In
Defying the Odds, we
discuss state and
congressional elections as well as the
presidential race. The update -- recently published -- looks at political and demographic trends through the 2018 midterm.
The outcome of the 2018 midterm elections has often been described as a “revolt of the suburbs,” in which white-collar professionals and other highly-educated middle-class voters residing in suburban areas expressed their dissatisfaction with the first two years of the Trump presidency by voting out many of the president’s fellow Republicans in significant numbers. A number of suburban House districts that previously leaned Republican flipped to the Democrats, including multiple seats in New Jersey, Pennsylvania, Virginia, Texas, and California—in fact, the former Republican stronghold of Orange County is now solely represented by Democrats in Congress.

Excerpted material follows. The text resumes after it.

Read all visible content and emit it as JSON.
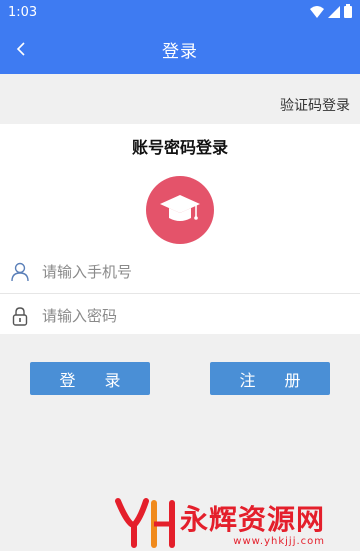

The socially divisive Trump presidency and the alienation that it has provoked among college-educated suburban voters, especially women, has received considerable notice. Much less attention, however, has focused on the fact that suburban voters—once mostly, and even stereotypically, Republican—have been moving away from the party for a much longer time. As this paper makes clear, the much-celebrated electoral shifts of 2018 (and 2016 before it) merely further a much larger set of trends that long predate the Trump candidacy. Especially in the nation’s most populous metropolitan areas, Democratic presidential and congressional candidates have been gaining electoral ground since the 1990s.
While they were once arguably the more over-studied of the two parties, Democrats have received rather less attention from scholars and media analysts alike over the post-1992 period than they deserve—and certainly much less than the well-chronicled Republicans. The focus of this paper, part of a larger research project on the coalitional and ideological changes in the two major parties over the past three decades, is on the ways in which the suburbanization of the Democratic Party has influenced its internal composition and issue agenda. This suburbanization is the product of Democrats’ increasing electoral success in the suburbs, combined with the party’s declining popularity in rural areas and the relative population growth of suburban communities at the expense of large cities and small towns alike.
The central finding of the paper is that suburbanization has allowed Democratic candidates to move to the ideological left on cultural issues such as abortion, gay rights, gun control, and racial/gender matters. Public opinion data demonstrate that suburban voters are aligned with, or at least tolerant of, mainstream liberal positions on these issues. However, the presence of powerful suburban constituencies has proven much more limiting to a leftward partisan drift on taxes and economic redistribution, on which suburban attitudes are less consistently supportive. While Bill Clinton’s 1990s-era New Democratic approach attempted to win suburban votes by pulling his party toward the ideological center on both economic and cultural issues, subsequent party leaders (including Hillary Clinton herself) have reversed course much more aggressively on the cultural dimension than the economic dimension.
Finally, the growing centralization of the Democratic electoral, financial, and activist base in the suburbs of large metropolitan areas has implications for the operation of the congressional wing of the party. The decline of the party’s strength in rural areas has reduced the proportion of Democratic incumbents who had strong persona incentives to visible differentiate themselves from the bulk of the national party. At the same time, the majority of suburban representatives continue to be wary of openly aligning themselves with an ideologically purist approach to politics. the suburbanization of the Democratic Party, therefore, has led to a muting of internal differences. A suburban party, as it turns out, is largely a united party.